Jurisprudentie
AU2829
Datum uitspraak2005-08-02
Datum gepubliceerd2005-09-16
RechtsgebiedStraf
Soort ProcedureHoger beroep
Instantie naamGerechtshof 's-Hertogenbosch
Zaaknummers20-008698-05
Statusgepubliceerd
Datum gepubliceerd2005-09-16
RechtsgebiedStraf
Soort ProcedureHoger beroep
Instantie naamGerechtshof 's-Hertogenbosch
Zaaknummers20-008698-05
Statusgepubliceerd
Indicatie
De oproeping om te verschijnen op de nadere terechtzitting van 26 augustus 2004 is aan verdachte in persoon betekend.
Verdachte kon volgens de wet gedurende veertien dagen na de uitspraak van het vonnis daartegen hoger beroep instellen.
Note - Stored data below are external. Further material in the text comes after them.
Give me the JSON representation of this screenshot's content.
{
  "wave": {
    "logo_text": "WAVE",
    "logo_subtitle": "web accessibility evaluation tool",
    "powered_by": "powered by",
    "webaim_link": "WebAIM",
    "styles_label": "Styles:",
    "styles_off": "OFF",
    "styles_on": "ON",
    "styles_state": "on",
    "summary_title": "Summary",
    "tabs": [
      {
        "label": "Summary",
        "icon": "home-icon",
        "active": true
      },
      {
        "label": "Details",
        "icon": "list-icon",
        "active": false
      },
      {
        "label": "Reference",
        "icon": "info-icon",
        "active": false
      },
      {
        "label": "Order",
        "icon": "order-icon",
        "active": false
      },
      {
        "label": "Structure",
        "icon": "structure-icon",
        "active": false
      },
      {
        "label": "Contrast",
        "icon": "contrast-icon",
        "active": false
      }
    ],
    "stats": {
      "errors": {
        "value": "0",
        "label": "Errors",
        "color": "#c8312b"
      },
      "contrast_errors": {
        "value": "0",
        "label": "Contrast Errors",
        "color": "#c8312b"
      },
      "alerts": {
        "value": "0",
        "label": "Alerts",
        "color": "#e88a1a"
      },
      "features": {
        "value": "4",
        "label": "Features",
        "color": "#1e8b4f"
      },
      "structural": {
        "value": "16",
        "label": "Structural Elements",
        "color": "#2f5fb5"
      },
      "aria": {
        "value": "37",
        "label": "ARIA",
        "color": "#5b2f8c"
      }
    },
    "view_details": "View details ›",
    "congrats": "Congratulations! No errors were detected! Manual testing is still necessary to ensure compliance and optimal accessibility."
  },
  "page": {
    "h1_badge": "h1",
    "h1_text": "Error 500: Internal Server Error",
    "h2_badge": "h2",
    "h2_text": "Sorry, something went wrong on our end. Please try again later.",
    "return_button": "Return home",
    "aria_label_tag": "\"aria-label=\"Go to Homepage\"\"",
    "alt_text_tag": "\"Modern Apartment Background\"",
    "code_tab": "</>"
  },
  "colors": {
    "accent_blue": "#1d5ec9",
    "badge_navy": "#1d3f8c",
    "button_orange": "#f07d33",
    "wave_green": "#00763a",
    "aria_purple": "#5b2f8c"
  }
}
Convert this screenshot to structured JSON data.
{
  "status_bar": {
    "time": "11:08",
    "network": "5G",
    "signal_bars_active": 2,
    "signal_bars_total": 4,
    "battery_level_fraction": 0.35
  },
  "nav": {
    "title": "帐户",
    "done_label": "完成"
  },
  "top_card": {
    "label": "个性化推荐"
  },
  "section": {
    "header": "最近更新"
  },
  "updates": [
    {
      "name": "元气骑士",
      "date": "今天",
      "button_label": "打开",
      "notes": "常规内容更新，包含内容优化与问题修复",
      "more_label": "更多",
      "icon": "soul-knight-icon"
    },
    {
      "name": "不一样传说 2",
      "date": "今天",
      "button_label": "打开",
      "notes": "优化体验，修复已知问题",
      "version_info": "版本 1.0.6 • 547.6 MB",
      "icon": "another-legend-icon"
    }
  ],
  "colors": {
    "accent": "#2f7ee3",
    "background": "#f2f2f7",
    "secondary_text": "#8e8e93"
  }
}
Nu het hoger beroep eerst lang na het verstrijken van die termijn is ingesteld, dient verdachte daarin niet-ontvankelijk te worden verklaard, tenzij zich een omstandigheid heeft voorgedaan waaruit voortvloeit dat verdachte niet in staat was om binnen die gestelde termijn hoger beroep in te stellen.
Uitspraak
Parketnummer: 20-008698-05
Uitspraak : 2 augustus 2005
TEGENSPRAAK
Gerechtshof 's-Hertogenbosch
meervoudige kamer voor strafzaken
Arrest
gewezen op het hoger beroep, ingesteld tegen het vonnis van de politierechter in de rechtbank Breda van 26 augustus 2004 in de strafzaak met parketnummer 02-070346-04 tegen:
[verdachte],
geboren te [geboorteplaats] op [geboortedatum] 1970,
wonende te [adres].
Hoger beroep
De verdachte heeft tegen voormeld vonnis hoger beroep ingesteld.
Ontvankelijkheid van het hoger beroep
De oproeping om te verschijnen op de nadere terechtzitting van 26 augustus 2004 is aan verdachte in persoon betekend.
Verdachte kon volgens de wet gedurende veertien dagen na de uitspraak van het vonnis daartegen hoger beroep instellen. Nu het hoger beroep eerst lang na het verstrijken van die termijn is ingesteld, dient verdachte daarin niet-ontvankelijk te worden verklaard, tenzij zich een omstandigheid heeft voorgedaan waaruit voortvloeit dat verdachte niet in staat was om binnen die gestelde termijn hoger beroep in te stellen.
Uit het onderzoek ter terechtzitting is gebleken dat verdachte ten tijde van het wijzen van het vonnis door de eerste rechter op 26 augustus 2004 was opgenomen in het Huis van Bewaring, Foba, te Amsterdam, omdat verdachte toen in een psychotische toestand verkeerde.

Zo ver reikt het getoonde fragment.